June 03, 2024 4 min read
Me (in white cricket hat) at the top of the Col du Télégraphin 1992.
Simon hand picks the best five routes for you to tick off from 100 Greatest Cycling Climbs of the Tour du France.
1. Col du Télégraph
My first mountain. In 1992 I joined a coach trip to chase around after that year’s Tour de France for a week, to see my idols in the flesh and more importantly to ride the famous mountains I’d been watching them battle on since I fell in love with the sport. Unpacking my bike in Saint-Michel-de-Maurienne, in the shadow of giant peaks either side I can remember the experience of setting off as if it were yesterday. The Col du Télégraph is the ideal climbs on which to loose you big mountain virginity. Average length, a moderate yet testing gradient, packed to the gills with hairpins and boasting epic views out across the valley. I’ll never forget the first time the tree cover broke and we got to see how high we had climbed. It simply stopped me dead. Until this opening I’d been weaving back and forth, hidden in the trees but suddenly, there was this view, the sort you normally have to be in a aeroplane to see. I was just transfixed, it was AMAZING and from that moment I knew I was hooked for life.
Alpe d ‘Huez on race day.
2. Alpe d’Huez.
Not the longest, not the hardest and far from the prettiest. In fact a lot of it is downright ugly but there is no getting away from it – nothing quite compares to THE Alpe. The first time I visited was in 1990 when my dad drove us up on the way down to a holiday in Italy. I didn’t have a bike with me, that would be rented later in the trip, so I had to make do with taking photos of my heroes names on the road. Daubed in giant letters were Bugno, Indurain and Lemond. This was indeed holy ground. It would be a couple more years before I first got to ride it on the trip following the Tour in the summer of 1992 but that day I never made it all the way as the crowds got too deep. My first full ascent didn’t actually come until 2007 but from then on I rode it once a year for ten years and each time I tried to set a new PB. It’s the mountain I have ridden the most; the mountain I have suffered on the most. I know every bend, every change in gradient and where to change gear like the back of my hand. The Alpe is part of me.
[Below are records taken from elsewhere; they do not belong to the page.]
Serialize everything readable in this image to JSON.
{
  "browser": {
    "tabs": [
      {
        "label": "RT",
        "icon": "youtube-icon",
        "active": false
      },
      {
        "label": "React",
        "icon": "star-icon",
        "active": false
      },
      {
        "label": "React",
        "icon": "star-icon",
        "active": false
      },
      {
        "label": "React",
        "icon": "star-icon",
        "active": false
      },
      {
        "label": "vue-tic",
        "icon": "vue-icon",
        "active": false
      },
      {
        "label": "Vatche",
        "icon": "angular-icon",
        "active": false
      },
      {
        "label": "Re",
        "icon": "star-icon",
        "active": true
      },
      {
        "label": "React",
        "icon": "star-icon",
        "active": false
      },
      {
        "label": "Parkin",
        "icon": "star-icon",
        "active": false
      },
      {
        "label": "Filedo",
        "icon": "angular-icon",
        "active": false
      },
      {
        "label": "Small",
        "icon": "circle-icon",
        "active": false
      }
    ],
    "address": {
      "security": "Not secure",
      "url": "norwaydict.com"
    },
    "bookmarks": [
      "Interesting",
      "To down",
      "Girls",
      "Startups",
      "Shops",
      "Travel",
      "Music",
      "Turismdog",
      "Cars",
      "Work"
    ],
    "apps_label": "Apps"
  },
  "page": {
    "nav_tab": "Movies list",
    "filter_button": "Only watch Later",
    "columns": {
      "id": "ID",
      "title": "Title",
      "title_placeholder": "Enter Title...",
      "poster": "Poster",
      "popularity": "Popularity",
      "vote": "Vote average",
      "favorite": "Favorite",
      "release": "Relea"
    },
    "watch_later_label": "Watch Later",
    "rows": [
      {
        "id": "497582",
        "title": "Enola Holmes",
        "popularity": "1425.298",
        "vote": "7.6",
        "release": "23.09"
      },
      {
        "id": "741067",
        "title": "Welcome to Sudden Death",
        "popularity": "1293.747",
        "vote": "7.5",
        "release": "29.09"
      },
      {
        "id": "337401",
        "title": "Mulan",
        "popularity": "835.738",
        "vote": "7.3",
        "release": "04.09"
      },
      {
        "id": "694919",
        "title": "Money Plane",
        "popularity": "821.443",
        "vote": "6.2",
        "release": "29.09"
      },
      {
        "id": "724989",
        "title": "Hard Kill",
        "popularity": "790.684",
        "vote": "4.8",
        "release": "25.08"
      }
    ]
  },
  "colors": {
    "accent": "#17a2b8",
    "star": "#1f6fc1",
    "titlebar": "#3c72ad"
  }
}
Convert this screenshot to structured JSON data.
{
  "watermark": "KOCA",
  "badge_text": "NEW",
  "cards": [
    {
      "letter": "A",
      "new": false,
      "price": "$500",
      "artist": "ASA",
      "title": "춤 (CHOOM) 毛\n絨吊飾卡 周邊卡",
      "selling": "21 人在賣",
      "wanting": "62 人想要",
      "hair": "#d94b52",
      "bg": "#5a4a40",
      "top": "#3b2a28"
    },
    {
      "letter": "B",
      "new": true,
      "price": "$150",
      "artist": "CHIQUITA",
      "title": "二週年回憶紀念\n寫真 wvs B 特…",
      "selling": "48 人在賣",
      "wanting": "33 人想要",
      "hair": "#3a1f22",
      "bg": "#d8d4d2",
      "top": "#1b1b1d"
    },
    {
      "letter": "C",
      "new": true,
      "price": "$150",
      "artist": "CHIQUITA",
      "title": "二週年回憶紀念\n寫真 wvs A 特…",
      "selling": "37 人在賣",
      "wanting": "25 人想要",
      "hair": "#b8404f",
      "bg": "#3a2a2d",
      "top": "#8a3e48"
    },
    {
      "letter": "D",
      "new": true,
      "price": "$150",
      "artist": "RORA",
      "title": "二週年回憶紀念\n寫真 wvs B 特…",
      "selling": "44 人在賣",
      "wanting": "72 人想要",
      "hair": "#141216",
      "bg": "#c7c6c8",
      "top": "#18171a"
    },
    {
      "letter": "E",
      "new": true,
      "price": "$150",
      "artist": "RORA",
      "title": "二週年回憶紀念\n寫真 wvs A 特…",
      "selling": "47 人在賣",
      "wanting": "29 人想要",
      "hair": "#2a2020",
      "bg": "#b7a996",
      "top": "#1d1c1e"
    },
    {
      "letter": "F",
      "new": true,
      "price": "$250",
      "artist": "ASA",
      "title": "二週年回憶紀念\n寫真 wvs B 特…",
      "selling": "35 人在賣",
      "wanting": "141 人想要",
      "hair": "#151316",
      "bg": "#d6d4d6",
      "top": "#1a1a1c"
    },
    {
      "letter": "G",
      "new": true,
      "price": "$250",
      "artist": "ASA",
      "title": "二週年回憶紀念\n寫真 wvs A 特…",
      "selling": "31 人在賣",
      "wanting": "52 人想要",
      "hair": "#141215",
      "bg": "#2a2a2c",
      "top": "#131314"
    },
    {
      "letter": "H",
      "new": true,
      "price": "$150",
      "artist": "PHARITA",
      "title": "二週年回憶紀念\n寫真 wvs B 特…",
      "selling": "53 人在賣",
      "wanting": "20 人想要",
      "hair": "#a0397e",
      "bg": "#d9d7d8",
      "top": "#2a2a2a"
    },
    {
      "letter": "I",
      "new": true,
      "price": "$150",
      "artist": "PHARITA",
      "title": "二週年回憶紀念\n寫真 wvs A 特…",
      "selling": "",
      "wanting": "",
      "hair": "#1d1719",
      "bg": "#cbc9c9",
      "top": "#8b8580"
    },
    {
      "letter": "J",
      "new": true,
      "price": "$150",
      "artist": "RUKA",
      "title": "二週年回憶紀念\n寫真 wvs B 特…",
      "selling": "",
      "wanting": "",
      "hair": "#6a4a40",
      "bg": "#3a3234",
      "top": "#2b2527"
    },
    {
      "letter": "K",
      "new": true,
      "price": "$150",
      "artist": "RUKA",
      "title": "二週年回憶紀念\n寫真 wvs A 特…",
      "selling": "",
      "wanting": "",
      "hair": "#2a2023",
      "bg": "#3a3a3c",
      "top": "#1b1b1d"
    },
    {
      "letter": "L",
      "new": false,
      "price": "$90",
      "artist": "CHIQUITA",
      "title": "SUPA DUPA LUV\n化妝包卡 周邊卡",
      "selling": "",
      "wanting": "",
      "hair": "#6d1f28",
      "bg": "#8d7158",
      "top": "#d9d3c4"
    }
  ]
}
Me at the top of Mont Ventoux.
3. Mont Ventoux
Ask 100 people to list their five favourite French climbs and I guarantee all 100 will have this monster in that list. The Mont Ventoux, the ‘Giant of Provence' is a simply astonishing place to ride a bike. Laced with history both heroic and tragic, the bald mountain features three ways to the summit but it’s the route from Bedoin that, if you have time for just one, you must ride. The first time I took on the challenge of this great road I left my wife and young daughter at the bottom and said I’d be back in a couple of hours. True to my word I was but instead of heading off to the next town, I got them in the car and drove right back up. They HAD to see what I’d witnessed; it is mind blowing. Those last few kilometres, across the alien, barren landscape, battered by the wind, high above the tree line to the weather station and its brutalist tower are without doubt one of the most sensational places you will ever visit.
Triumpant at the top of the Port de Pailheres.
4. Port de Pailheres.
At the end of a gruelling ten-day odyssey across the Pyrenees this was the last climb I rode in France before making my way to Andorra, and what a way to finish. It is hill climbing, hairpin heaven. Never in my life had I ridden so many switchbacks so closely packed together. It was enough to make you dizzy – dizzy with sheer happiness. Back and forth and back and forth it twists and turns and sometimes as steep as 20% as it rises from the depth of the valley to just peak over the magic 2,000m mark. This is what I rode a bike for; this is what I dream of at night.
The barren slopes of the Cime de la Bonette.
5. The Cime de la Bonette.
My favourite and hands down the greatest climb in France. Riding it for the first time one August morning at day break I rolled out of Jausiers ready to ride higher and climb further than I ever had before. The Bonette is an absolute giant, so high that at the top not even grass grows in the rarefied air. Peaking out at 2,802m the absolute summit of this road is the highest in France and you will go though a lifetime of emotions on your way up. When I rode that first time the road was empty as I made may way though the solitude of the Southern Alps, higher and higher across the boulder strewn landscape in search of the famous peak. The actual ‘Col’, the summit of the pass, sits at 2,715m altitude, but, to claim the prize of the highest road in France, the local authority built an axillary loop around the nearby conical profusion to gain the extra altitude needed to take the title. The air is thin; the sun ferocious and the views, well, it’s as if you can see the whole of France.